If prior respiratory isolation of Pseudomonas aeruginosa, or hospitalization and parenteral antibiotics within 90 days prior and locally validated risk factors for Pseudomonas aeruginosa, change beta-lactam in above inpatient regimen to one with pseudomonal coverage, and use cultures/nasal PCR to guide need for continuation/discontinuation of pseudomonal coverage.

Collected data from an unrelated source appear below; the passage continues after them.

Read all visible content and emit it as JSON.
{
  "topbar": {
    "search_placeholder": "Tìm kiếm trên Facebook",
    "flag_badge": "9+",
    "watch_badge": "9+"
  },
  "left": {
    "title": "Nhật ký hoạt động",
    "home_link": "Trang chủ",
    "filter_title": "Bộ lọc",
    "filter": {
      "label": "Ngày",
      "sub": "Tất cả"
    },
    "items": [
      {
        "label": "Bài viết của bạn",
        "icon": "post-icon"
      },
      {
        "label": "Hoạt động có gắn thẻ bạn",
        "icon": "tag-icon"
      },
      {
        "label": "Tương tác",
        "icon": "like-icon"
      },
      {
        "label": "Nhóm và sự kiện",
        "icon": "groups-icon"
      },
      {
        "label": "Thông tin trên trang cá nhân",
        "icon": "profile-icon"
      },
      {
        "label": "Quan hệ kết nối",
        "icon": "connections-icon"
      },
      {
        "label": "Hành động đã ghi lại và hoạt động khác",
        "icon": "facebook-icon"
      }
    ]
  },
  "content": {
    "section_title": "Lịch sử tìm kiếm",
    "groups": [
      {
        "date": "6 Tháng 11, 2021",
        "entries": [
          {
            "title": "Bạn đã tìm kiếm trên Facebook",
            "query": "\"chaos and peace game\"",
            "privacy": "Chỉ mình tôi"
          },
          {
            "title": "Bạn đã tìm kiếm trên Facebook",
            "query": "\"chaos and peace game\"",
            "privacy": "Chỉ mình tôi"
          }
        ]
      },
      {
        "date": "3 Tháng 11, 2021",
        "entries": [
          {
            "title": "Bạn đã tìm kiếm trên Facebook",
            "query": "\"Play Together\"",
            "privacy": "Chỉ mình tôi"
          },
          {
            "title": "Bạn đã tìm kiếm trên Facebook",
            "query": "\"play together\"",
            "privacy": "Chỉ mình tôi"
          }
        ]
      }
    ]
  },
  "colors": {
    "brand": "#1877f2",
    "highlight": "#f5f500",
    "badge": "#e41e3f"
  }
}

  • Pseudomonal coverage by piperacillin/tazobactam 4.5 g every 6 h, cefepime 2 g every 8 h, ceftazidime 2 g every 8 h, imipenem 500 mg every 6 h, meropenem 1 g every 8 h, aztreonam 2 g every 8 h.


References

  1. Metlay JP, Waterer GW, Long AC, et al. Diagnosis and Treatment of Adults with Community-acquired Pneumonia. An Official Clinical Practice Guideline of the American Thoracic Society and Infectious Diseases Society of America. Am J Respir Crit Care Med. 2019;200(7):e45-e67.
  2. Mandell LA, Wunderink RG, et al. Infectious Diseases Society of America/American Thoracic Society consensus guidelines on the management of community-acquired pneumonia in adults. Clin Infect Dis. 2007;44 Suppl 2(Suppl 2):S27-S72.
  3. Briel M, Spoorenberg SMC, Snijders D, et al. Corticosteroids in Patients Hospitalized With Community-Acquired Pneumonia: Systematic Review and Individual Patient Data Metaanalysis. Clin Infect Dis. 2018;66(3):346-354.